Suppliers are beginning to feel pressure from private label programs, according to Tim Kraus, president of the Heavy Duty Manufacturers Association.
“Brands need to be supported, but branding also can include the reseller’s identity (private label programs),” he says. He thinks suppliers needs to do a better job of selling their overall value and distributors need to support suppliers that provide “great products, support, service and value.”
Terry Livingston, general manager, aftermarket U.S. and Canada for Meritor, thinks loyalty is going to be a key issue. “We are moving toward wanting loyalty. We do not want to rent the business,” he says.
Dave Schultz, director of marketing and strategic planning for Bendix, believes suppliers have a responsibility to improve their value back to the distribution network. “That includes providing appropriate data and training to keep people up to speed,” he says.
Bill Gryzenia, Dana’s vice president, aftermarket, says there is a lower tolerance for unacceptable operational performance “that includes availability, service levels and product offering. A lot of companies are offering not only the traditional genuine products, but a second tier product that focuses more on the second and third owner of the vehicle.”
Another trend is distributors buying directly in low-cost countries.
“Suppliers can’t sit idle and watch distributors pursue the highest volume components directly from low-cost overseas suppliers and only purchase the low-volume items from their current supply base.”
He adds, “At some point, suppliers will have to start addressing this. I think we are going to start seeing this happen in 2012.”
Dave McCleave, director of aftermarket sales/technical service at Hendrickson International, is seeing some niche suppliers trying to break into the market by-passing the traditional distribution model. “When you pass up traditional channels of distribution that means there is potential for margin collapse.”
Shrinkage Across The Chain
By Denise L. Rondini, Executive Editor, email@example.com
Consolidation has become a way of life in the heavy-duty aftermarket and most think that will continue in 2012 and may be aided by outside sources.

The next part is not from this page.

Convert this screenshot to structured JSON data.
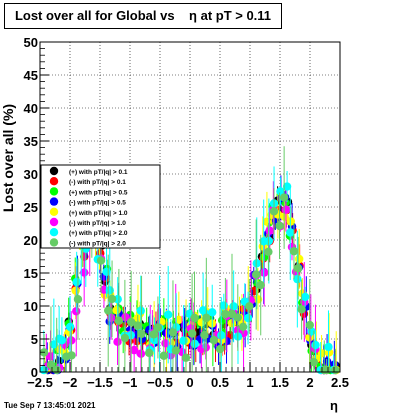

“There is a lot of interest by investors and well-heeled private equity groups in this industry,” Tim Kraus, president of the Heavy Duty Manufacturers Association, says. “This is mainly due to the value seen in this market. It is an historically profitable business.”
Bill Gryzenia, Dana’s vice president, aftermarket, says there is a great deal of talk about private equity and the aftermarket. “The saying ‘the aftermarket is an afterthought’ is not true today. As a result we will continue to see private equity companies try to enter the market.”
John O’Leary, senior vice president of service and parts for Daimler Trucks North America, says consolidation will continue because “it takes a significant investment in infrastructure to stay in the game these days. As a result, spreading that investment across multiple locations is critical.
Don Reimondo, CEO of HDA Truck Pride, shares this belief. “There is an enormous amount of money piled up in the marketplace and I think people are just waiting for it to break loose.”
He adds, “We are an aging community at least on the distribution side. From a market demand standpoint, you will continue to see strategic alliances because footprint is critical.”
According to Dave McCleave, director of aftermarket/technical service for Hendrickson International, the market has a need for consolidation. “Fleets are looking for national parts and service contracts. They are dictating that the market move, so consolidation will continue,” he says.